I say have, not had, because the struggle is still there for me to this day.
I still struggle with words. I do a tremendous amount of reading, and I still get frustrated with myself when I don’t notice the subtle difference between the words “house” and “horse.” But I keep going. And I commit to giving myself the space I need to keep learning so I can do my very best every day.
I simply can’t imagine what it would be like to not be able to read at all. Language is so powerful, and if you struggled with the most basic tasks, the world would be a very difficult place. Looking up an address in a phone book. Reading a prescription. Or forming a relationship with your child through reading together at bedtime. If all these things were difficult or impossible, life would be very hard indeed.
But I can’t begin to express the joy I feel when I see people coming to language. So many people in our society struggle – more than we even realize – but taking charge of your learning is something worth celebrating.
The stigma of having a literacy problem is a high mountain to climb, but because of personal tenacity and great community support, it’s very climbable.
Thank goodness for organizations like READ Saskatoon who are prepared to tutor, mentor and teach those who struggle. People from here and people who come to us from all over the world can receive the help they need to embrace the power of words.

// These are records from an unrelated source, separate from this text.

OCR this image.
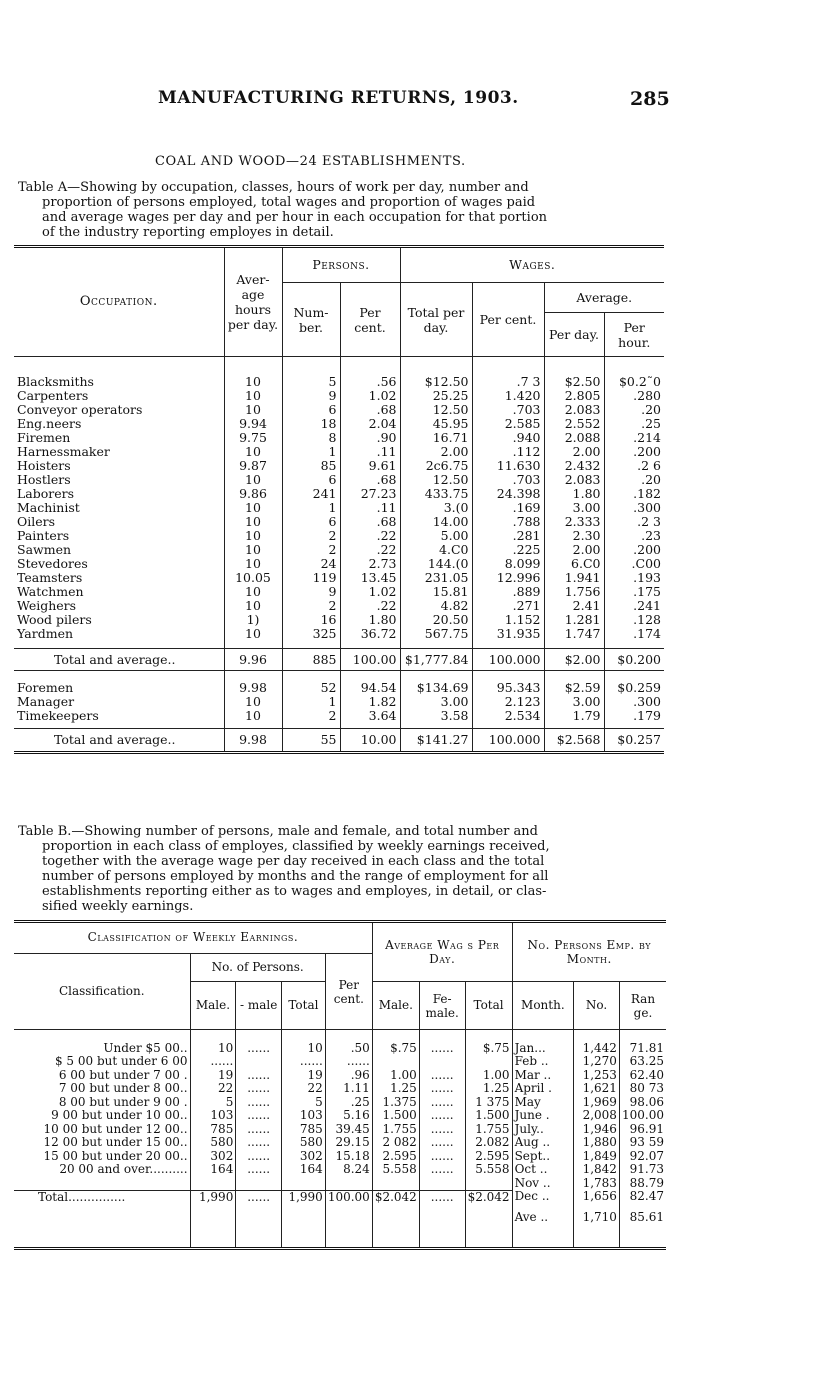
MANUFACTURING RETURNS, 1903.	285
COAL AND WOOD—24 ESTABLISHMENTS.

Table A—Showing by occupation, classes, hours of work per day, number and

proportion of persons employed, total wages and proportion of wages paid

and average wages per day and per hour in each occupation for that portion

of the industry reporting employes in detail.

Occupation.	Aver- age hours per day.	Persons.		Wages.			
		Num- ber.	Per cent.	Total per day.	Per cent.	Average.	
						Per day.	Per hour.

Blacksmiths	10	5	.56	$12.50	.7 3	$2.50	$0.2˜0
Carpenters	10	9	1.02	25.25	1.420	2.805	.280
Conveyor operators	10	6	.68	12.50	.703	2.083	.20
Eng.neers	9.94	18	2.04	45.95	2.585	2.552	.25
Firemen	9.75	8	.90	16.71	.940	2.088	.214
Harnessmaker	10	1	.11	2.00	.112	2.00	.200
Hoisters	9.87	85	9.61	2c6.75	11.630	2.432	.2 6
Hostlers	10	6	.68	12.50	.703	2.083	.20
Laborers	9.86	241	27.23	433.75	24.398	1.80	.182
Machinist	10	1	.11	3.(0	.169	3.00	.300
Oilers	10	6	.68	14.00	.788	2.333	.2 3
Painters	10	2	.22	5.00	.281	2.30	.23
Sawmen	10	2	.22	4.C0	.225	2.00	.200
Stevedores	10	24	2.73	144.(0	8.099	6.C0	.C00
Teamsters	10.05	119	13.45	231.05	12.996	1.941	.193
Watchmen	10	9	1.02	15.81	.889	1.756	.175
Weighers	10	2	.22	4.82	.271	2.41	.241
Wood pilers	1)	16	1.80	20.50	1.152	1.281	.128
Yardmen	10	325	36.72	567.75	31.935	1.747	.174

Total and average..	9.96	885	100.00	$1,777.84	100.000	$2.00	$0.200

Foremen	9.98	52	94.54	$134.69	95.343	$2.59	$0.259
Manager	10	1	1.82	3.00	2.123	3.00	.300
Timekeepers	10	2	3.64	3.58	2.534	1.79	.179

Total and average..	9.98	55	10.00	$141.27	100.000	$2.568	$0.257

Table B.—Showing number of persons, male and female, and total number and

proportion in each class of employes, classified by weekly earnings received,

together with the average wage per day received in each class and the total

number of persons employed by months and the range of employment for all

establishments reporting either as to wages and employes, in detail, or clas-

sified weekly earnings.

Classification of Weekly Earnings.					Average Wag s Per Day.			No. Persons Emp. by Month.		
Classification.	No. of Persons.			Per cent.						
	Male.	- male	Total		Male.	Fe- male.	Total	Month.	No.	Ran ge.

Under $5 00..	10	......	10	.50	$.75	......	$.75	Jan...	1,442	71.81
$ 5 00 but under 6 00	......		......	......				Feb ..	1,270	63.25
6 00 but under 7 00 .	19	......	19	.96	1.00	......	1.00	Mar ..	1,253	62.40
7 00 but under 8 00..	22	......	22	1.11	1.25	......	1.25	April .	1,621	80 73
8 00 but under 9 00 .	5	......	5	.25	1.375	......	1 375	May	1,969	98.06
9 00 but under 10 00..	103	......	103	5.16	1.500	......	1.500	June .	2,008	100.00
10 00 but under 12 00..	785	......	785	39.45	1.755	......	1.755	July..	1,946	96.91
12 00 but under 15 00..	580	......	580	29.15	2 082	......	2.082	Aug ..	1,880	93 59
15 00 but under 20 00..	302	......	302	15.18	2.595	......	2.595	Sept..	1,849	92.07
20 00 and over..........	164	......	164	8.24	5.558	......	5.558	Oct ..	1,842	91.73
								Nov ..	1,783	88.79
Total...............	1,990	......	1,990	100.00	$2.042	......	$2.042	Dec ..	1,656	82.47
								Ave ..	1,710	85.61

So, during Freedom to Read week this February, I hope that you will take some time to reflect upon the power of words in your own life, and consider the struggles that people right here in our own community face in their own journeys towards literacy.
Organizations like READ Saskatoon rely so heavily on volunteers and community support. So if, like me, you consider yourself an advocate for words, I hope you will consider giving your time to help someone who is just beginning to climb their own mountain.